From today masks are required to be worn on all public transport in Auckland and on all flights throughout the country.
Masks will need to be worn on all public transport in Auckland and in and out of Auckland and on domestic flights throughout the country from this Thursday, Minister for COVID-19 Response Chris Hipkins said today.
“I will be issuing an Order under the COVID-19 Response Act requiring the wearing of face coverings on all public transport into, out of and through the Auckland region, including for taxi and Uber drivers, and on all New Zealand passenger flights. This will come into force at 11.59pm on Wednesday 18 November,” Chris Hipkins said.
“Adding mask wearing to the toolbox of measures against the virus is a sensible precaution and the time is right to make the move.
From 11.59pm on Wednesday 18 November, the use of face coverings will be mandatory for:
- people travelling on public transport services in into, out of the Auckland region (except for children – under 12 years of age);
- the drivers of small passenger service vehicles in Auckland, such as taxis and app-based ride services, but not their passengers; and,
people travelling on passenger flights throughout New Zealand.
- Children and young people travelling to and from school are exempt from face covering requirements on school buses and other school transport.
A full list of exemptions will be on the COVID-19 Government website.
“We will take an ‘educate and encourage’ approach. Police can enforce the new rules – but this will be a last resort. Bus drivers and other transport workers will not be responsible for enforcing the new requirement.”
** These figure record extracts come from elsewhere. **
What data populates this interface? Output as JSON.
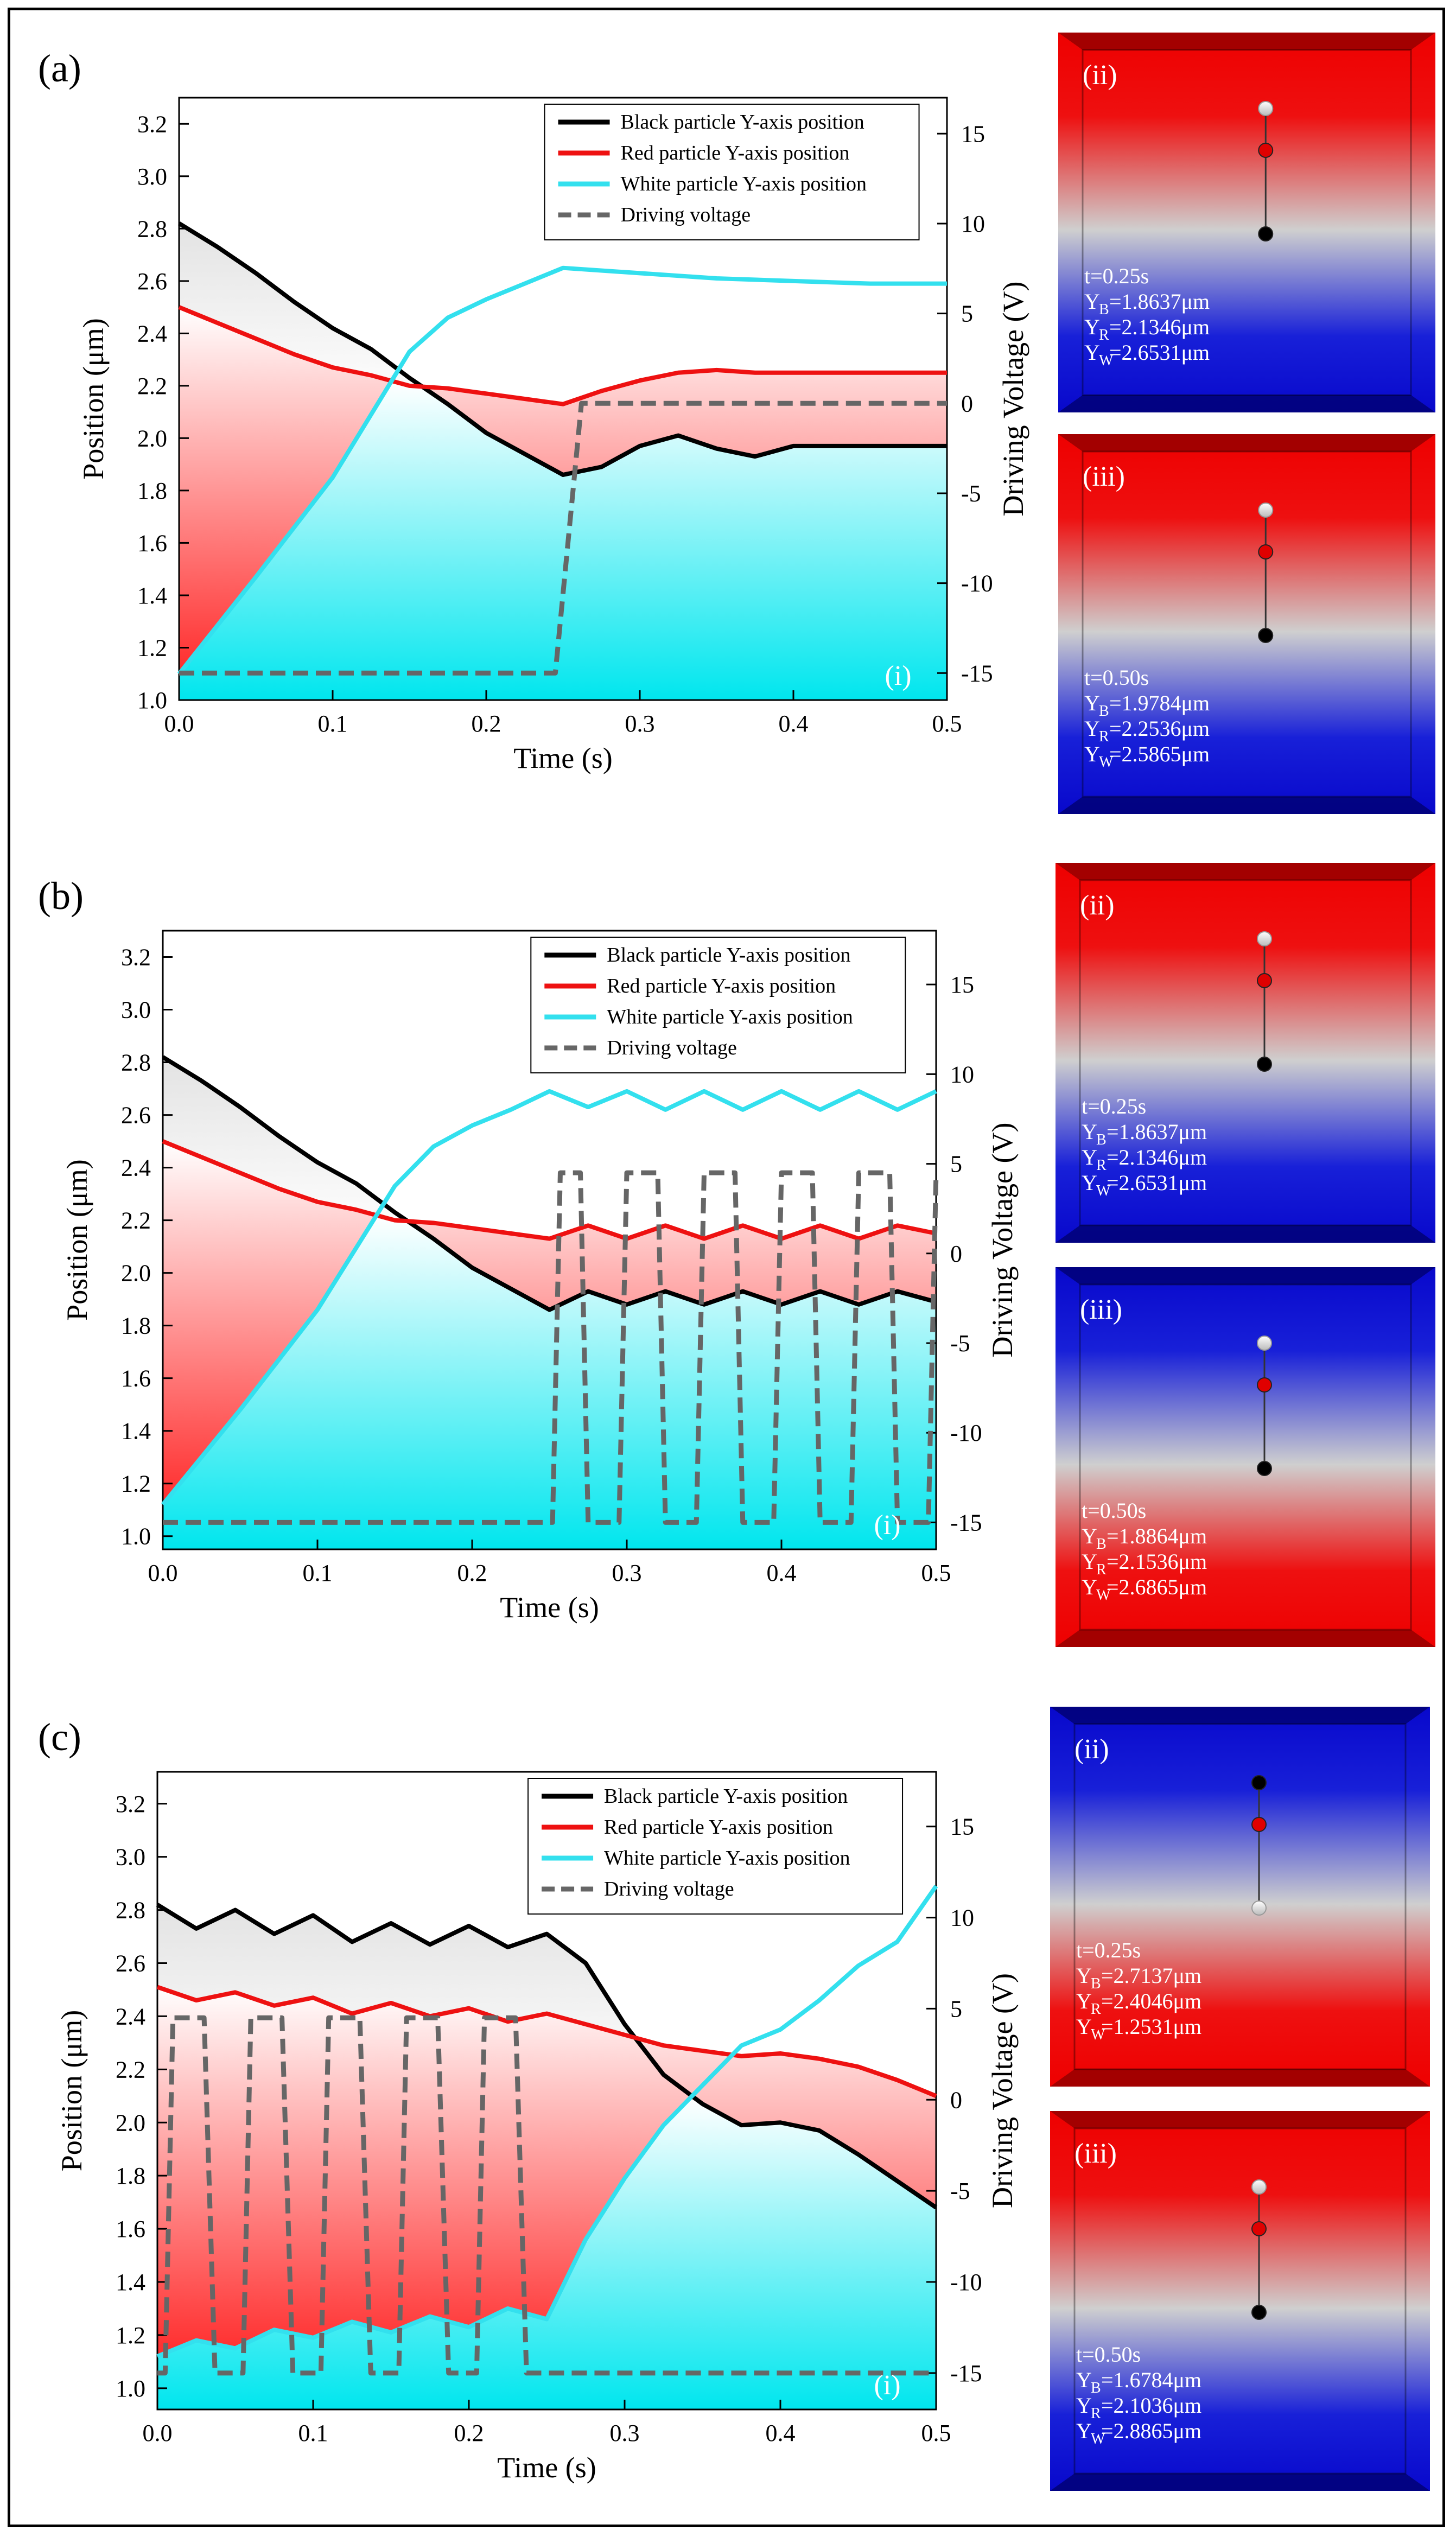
{
  "panels": [
    {
      "label": "(a)",
      "inset_label": "(i)",
      "chart_data": {
        "type": "line",
        "xlabel": "Time (s)",
        "ylabel": "Position (μm)",
        "y2label": "Driving Voltage (V)",
        "xlim": [
          0,
          0.5
        ],
        "ylim": [
          1.0,
          3.3
        ],
        "y2lim": [
          -16.5,
          17
        ],
        "xticks": [
          "0.0",
          "0.1",
          "0.2",
          "0.3",
          "0.4",
          "0.5"
        ],
        "yticks": [
          "1.0",
          "1.2",
          "1.4",
          "1.6",
          "1.8",
          "2.0",
          "2.2",
          "2.4",
          "2.6",
          "2.8",
          "3.0",
          "3.2"
        ],
        "y2ticks": [
          "-15",
          "-10",
          "-5",
          "0",
          "5",
          "10",
          "15"
        ],
        "legend": [
          "Black particle Y-axis position",
          "Red particle Y-axis position",
          "White particle Y-axis position",
          "Driving voltage"
        ],
        "series": [
          {
            "name": "Black particle Y-axis position",
            "color": "#000000",
            "x": [
              0,
              0.025,
              0.05,
              0.075,
              0.1,
              0.125,
              0.15,
              0.175,
              0.2,
              0.225,
              0.25,
              0.275,
              0.3,
              0.325,
              0.35,
              0.375,
              0.4,
              0.425,
              0.45,
              0.475,
              0.5
            ],
            "y": [
              2.82,
              2.73,
              2.63,
              2.52,
              2.42,
              2.34,
              2.23,
              2.13,
              2.02,
              1.94,
              1.86,
              1.89,
              1.97,
              2.01,
              1.96,
              1.93,
              1.97,
              1.97,
              1.97,
              1.97,
              1.97
            ]
          },
          {
            "name": "Red particle Y-axis position",
            "color": "#ee1111",
            "x": [
              0,
              0.025,
              0.05,
              0.075,
              0.1,
              0.125,
              0.15,
              0.175,
              0.2,
              0.225,
              0.25,
              0.275,
              0.3,
              0.325,
              0.35,
              0.375,
              0.4,
              0.425,
              0.45,
              0.475,
              0.5
            ],
            "y": [
              2.5,
              2.44,
              2.38,
              2.32,
              2.27,
              2.24,
              2.2,
              2.19,
              2.17,
              2.15,
              2.13,
              2.18,
              2.22,
              2.25,
              2.26,
              2.25,
              2.25,
              2.25,
              2.25,
              2.25,
              2.25
            ]
          },
          {
            "name": "White particle Y-axis position",
            "color": "#33e0ee",
            "x": [
              0,
              0.05,
              0.1,
              0.15,
              0.175,
              0.2,
              0.225,
              0.25,
              0.3,
              0.35,
              0.4,
              0.45,
              0.5
            ],
            "y": [
              1.1,
              1.47,
              1.85,
              2.33,
              2.46,
              2.53,
              2.59,
              2.65,
              2.63,
              2.61,
              2.6,
              2.59,
              2.59
            ]
          },
          {
            "name": "Driving voltage",
            "color": "#666666",
            "axis": "y2",
            "dashed": true,
            "x": [
              0,
              0.245,
              0.262,
              0.5
            ],
            "y": [
              -15,
              -15,
              0,
              0
            ]
          }
        ]
      },
      "snapshots": [
        {
          "label": "(ii)",
          "top": "red",
          "t": "t=0.25s",
          "YB": "=1.8637μm",
          "YR": "=2.1346μm",
          "YW": "=2.6531μm",
          "order": [
            "white",
            "red",
            "black"
          ]
        },
        {
          "label": "(iii)",
          "top": "red",
          "t": "t=0.50s",
          "YB": "=1.9784μm",
          "YR": "=2.2536μm",
          "YW": "=2.5865μm",
          "order": [
            "white",
            "red",
            "black"
          ]
        }
      ]
    },
    {
      "label": "(b)",
      "inset_label": "(i)",
      "chart_data": {
        "type": "line",
        "xlabel": "Time (s)",
        "ylabel": "Position (μm)",
        "y2label": "Driving Voltage (V)",
        "xlim": [
          0,
          0.5
        ],
        "ylim": [
          0.95,
          3.3
        ],
        "y2lim": [
          -16.5,
          18
        ],
        "xticks": [
          "0.0",
          "0.1",
          "0.2",
          "0.3",
          "0.4",
          "0.5"
        ],
        "yticks": [
          "1.0",
          "1.2",
          "1.4",
          "1.6",
          "1.8",
          "2.0",
          "2.2",
          "2.4",
          "2.6",
          "2.8",
          "3.0",
          "3.2"
        ],
        "y2ticks": [
          "-15",
          "-10",
          "-5",
          "0",
          "5",
          "10",
          "15"
        ],
        "legend": [
          "Black particle Y-axis position",
          "Red particle Y-axis position",
          "White particle Y-axis position",
          "Driving voltage"
        ],
        "series": [
          {
            "name": "Black particle Y-axis position",
            "color": "#000000",
            "x": [
              0,
              0.025,
              0.05,
              0.075,
              0.1,
              0.125,
              0.15,
              0.175,
              0.2,
              0.225,
              0.25,
              0.275,
              0.3,
              0.325,
              0.35,
              0.375,
              0.4,
              0.425,
              0.45,
              0.475,
              0.5
            ],
            "y": [
              2.82,
              2.73,
              2.63,
              2.52,
              2.42,
              2.34,
              2.23,
              2.13,
              2.02,
              1.94,
              1.86,
              1.93,
              1.88,
              1.93,
              1.88,
              1.93,
              1.88,
              1.93,
              1.88,
              1.93,
              1.89
            ]
          },
          {
            "name": "Red particle Y-axis position",
            "color": "#ee1111",
            "x": [
              0,
              0.025,
              0.05,
              0.075,
              0.1,
              0.125,
              0.15,
              0.175,
              0.2,
              0.225,
              0.25,
              0.275,
              0.3,
              0.325,
              0.35,
              0.375,
              0.4,
              0.425,
              0.45,
              0.475,
              0.5
            ],
            "y": [
              2.5,
              2.44,
              2.38,
              2.32,
              2.27,
              2.24,
              2.2,
              2.19,
              2.17,
              2.15,
              2.13,
              2.18,
              2.13,
              2.18,
              2.13,
              2.18,
              2.13,
              2.18,
              2.13,
              2.18,
              2.15
            ]
          },
          {
            "name": "White particle Y-axis position",
            "color": "#33e0ee",
            "x": [
              0,
              0.05,
              0.1,
              0.15,
              0.175,
              0.2,
              0.225,
              0.25,
              0.275,
              0.3,
              0.325,
              0.35,
              0.375,
              0.4,
              0.425,
              0.45,
              0.475,
              0.5
            ],
            "y": [
              1.12,
              1.48,
              1.86,
              2.33,
              2.48,
              2.56,
              2.62,
              2.69,
              2.63,
              2.69,
              2.62,
              2.69,
              2.62,
              2.69,
              2.62,
              2.69,
              2.62,
              2.69
            ]
          },
          {
            "name": "Driving voltage",
            "color": "#666666",
            "axis": "y2",
            "dashed": true,
            "x": [
              0,
              0.252,
              0.257,
              0.27,
              0.275,
              0.28,
              0.295,
              0.3,
              0.307,
              0.32,
              0.325,
              0.33,
              0.345,
              0.35,
              0.357,
              0.37,
              0.375,
              0.38,
              0.395,
              0.4,
              0.407,
              0.42,
              0.425,
              0.43,
              0.445,
              0.45,
              0.457,
              0.47,
              0.475,
              0.48,
              0.495,
              0.5
            ],
            "y": [
              -15,
              -15,
              4.5,
              4.5,
              -15,
              -15,
              -15,
              4.5,
              4.5,
              4.5,
              -15,
              -15,
              -15,
              4.5,
              4.5,
              4.5,
              -15,
              -15,
              -15,
              4.5,
              4.5,
              4.5,
              -15,
              -15,
              -15,
              4.5,
              4.5,
              4.5,
              -15,
              -15,
              -15,
              4.5
            ]
          }
        ]
      },
      "snapshots": [
        {
          "label": "(ii)",
          "top": "red",
          "t": "t=0.25s",
          "YB": "=1.8637μm",
          "YR": "=2.1346μm",
          "YW": "=2.6531μm",
          "order": [
            "white",
            "red",
            "black"
          ]
        },
        {
          "label": "(iii)",
          "top": "blue",
          "t": "t=0.50s",
          "YB": "=1.8864μm",
          "YR": "=2.1536μm",
          "YW": "=2.6865μm",
          "order": [
            "white",
            "red",
            "black"
          ]
        }
      ]
    },
    {
      "label": "(c)",
      "inset_label": "(i)",
      "chart_data": {
        "type": "line",
        "xlabel": "Time (s)",
        "ylabel": "Position (μm)",
        "y2label": "Driving Voltage (V)",
        "xlim": [
          0,
          0.5
        ],
        "ylim": [
          0.92,
          3.32
        ],
        "y2lim": [
          -17,
          18
        ],
        "xticks": [
          "0.0",
          "0.1",
          "0.2",
          "0.3",
          "0.4",
          "0.5"
        ],
        "yticks": [
          "1.0",
          "1.2",
          "1.4",
          "1.6",
          "1.8",
          "2.0",
          "2.2",
          "2.4",
          "2.6",
          "2.8",
          "3.0",
          "3.2"
        ],
        "y2ticks": [
          "-15",
          "-10",
          "-5",
          "0",
          "5",
          "10",
          "15"
        ],
        "legend": [
          "Black particle Y-axis position",
          "Red particle Y-axis position",
          "White particle Y-axis position",
          "Driving voltage"
        ],
        "series": [
          {
            "name": "Black particle Y-axis position",
            "color": "#000000",
            "x": [
              0,
              0.025,
              0.05,
              0.075,
              0.1,
              0.125,
              0.15,
              0.175,
              0.2,
              0.225,
              0.25,
              0.275,
              0.3,
              0.325,
              0.35,
              0.375,
              0.4,
              0.425,
              0.45,
              0.475,
              0.5
            ],
            "y": [
              2.82,
              2.73,
              2.8,
              2.71,
              2.78,
              2.68,
              2.75,
              2.67,
              2.74,
              2.66,
              2.71,
              2.6,
              2.37,
              2.18,
              2.07,
              1.99,
              2.0,
              1.97,
              1.88,
              1.78,
              1.68
            ]
          },
          {
            "name": "Red particle Y-axis position",
            "color": "#ee1111",
            "x": [
              0,
              0.025,
              0.05,
              0.075,
              0.1,
              0.125,
              0.15,
              0.175,
              0.2,
              0.225,
              0.25,
              0.275,
              0.3,
              0.325,
              0.35,
              0.375,
              0.4,
              0.425,
              0.45,
              0.475,
              0.5
            ],
            "y": [
              2.51,
              2.46,
              2.49,
              2.44,
              2.47,
              2.41,
              2.45,
              2.4,
              2.43,
              2.38,
              2.41,
              2.37,
              2.33,
              2.29,
              2.27,
              2.25,
              2.26,
              2.24,
              2.21,
              2.16,
              2.1
            ]
          },
          {
            "name": "White particle Y-axis position",
            "color": "#33e0ee",
            "x": [
              0,
              0.025,
              0.05,
              0.075,
              0.1,
              0.125,
              0.15,
              0.175,
              0.2,
              0.225,
              0.25,
              0.275,
              0.3,
              0.325,
              0.35,
              0.375,
              0.4,
              0.425,
              0.45,
              0.475,
              0.5
            ],
            "y": [
              1.12,
              1.18,
              1.15,
              1.22,
              1.19,
              1.25,
              1.21,
              1.27,
              1.23,
              1.3,
              1.26,
              1.56,
              1.79,
              1.99,
              2.14,
              2.29,
              2.35,
              2.46,
              2.59,
              2.68,
              2.89
            ]
          },
          {
            "name": "Driving voltage",
            "color": "#666666",
            "axis": "y2",
            "dashed": true,
            "x": [
              0,
              0.005,
              0.01,
              0.025,
              0.03,
              0.037,
              0.05,
              0.055,
              0.06,
              0.075,
              0.08,
              0.087,
              0.1,
              0.105,
              0.11,
              0.125,
              0.13,
              0.137,
              0.15,
              0.155,
              0.16,
              0.175,
              0.18,
              0.187,
              0.2,
              0.205,
              0.21,
              0.225,
              0.23,
              0.237,
              0.25,
              0.5
            ],
            "y": [
              -15,
              -15,
              4.5,
              4.5,
              4.5,
              -15,
              -15,
              -15,
              4.5,
              4.5,
              4.5,
              -15,
              -15,
              -15,
              4.5,
              4.5,
              4.5,
              -15,
              -15,
              -15,
              4.5,
              4.5,
              4.5,
              -15,
              -15,
              -15,
              4.5,
              4.5,
              4.5,
              -15,
              -15,
              -15
            ]
          }
        ]
      },
      "snapshots": [
        {
          "label": "(ii)",
          "top": "blue",
          "t": "t=0.25s",
          "YB": "=2.7137μm",
          "YR": "=2.4046μm",
          "YW": "=1.2531μm",
          "order": [
            "black",
            "red",
            "white"
          ]
        },
        {
          "label": "(iii)",
          "top": "red",
          "t": "t=0.50s",
          "YB": "=1.6784μm",
          "YR": "=2.1036μm",
          "YW": "=2.8865μm",
          "order": [
            "white",
            "red",
            "black"
          ]
        }
      ]
    }
  ],
  "symbols": {
    "YB": "Y",
    "YR": "Y",
    "YW": "Y",
    "subB": "B",
    "subR": "R",
    "subW": "W"
  }
}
One of the immediate questions that comes up from rules like this is what it will do to public transport use, which has yet to fully recover. Will it put people off using PT? Only time will tell but based on the last time they were mandatory, during the second lockdown until we re-entered level-1 in early October, it might not have much impact at all. In fact, one of the the things we saw back then was as a general rule, PT use recovered as we moved up levels following the second lockdown compared to the first.
It’s also a good time just to see where we’re at with PT use.
We entered level-1 again on Thursday 8 October meaning we had nearly a full month with no restrictions. In total during October we had just under 5.3 million trips taken on PT. That’s about 59% of what we saw in October last year (8.94 million). As I’ve talked about before, it’s the rail network that is seeing the most impact due to the Kiwirail maintenance works both slowing down services and shutting down some sections of tracks resulting in rail boardings being just under half of what they were. With the line south of Puhinui once again reopen, it will be interesting to see what impact that has on usage.
Auckland Transport have continued publish daily data (updated weekly) on PT usage by mode. This is something they should be applauded for and from what I can find, this is the most open and transparent of any city in the world.
The data shows that on an average weekday, we recovered to just over 70% of normal by late October but it has slipped a bit since then. This has been accentuated by the scare last week that saw the government asking people to work from home on the Friday if possible – the usage levels for last week had been trending back up before that time.
On a 12-month rolling basis boardings have fallen from 103.6 million before the pandemic to just 66 million as of the end of October and we will continue to see that number fall for some time yet.
However, so far we appear to be doing better than most cities. I’ve published this before but have now updated them to the latest data. As a reminder, this is looking at the level of usage compared to the same month the year before.
Over time I do think we’ll see usage return to, and eventually exceed, what we were seeing before the pandemic.
Waka Kotahi NZTA have been conducting some regular research throughout the year on a range of aspects. The most recent was from late October so hopefully we’ll get a new one soon. One interesting finding is that work from home rates have been declining since lockdown.
It also appears that those working from home were most likely to be PT users while those who walk and cycle are more likely to have worked away from home.
Finally, on an unrelated note, tickets for City Rail Link’s “Boring Day Out” event at Mt Eden are available from 10am today. If it’s anything like the tunnel walk it will be popular and they’ll disappear quickly.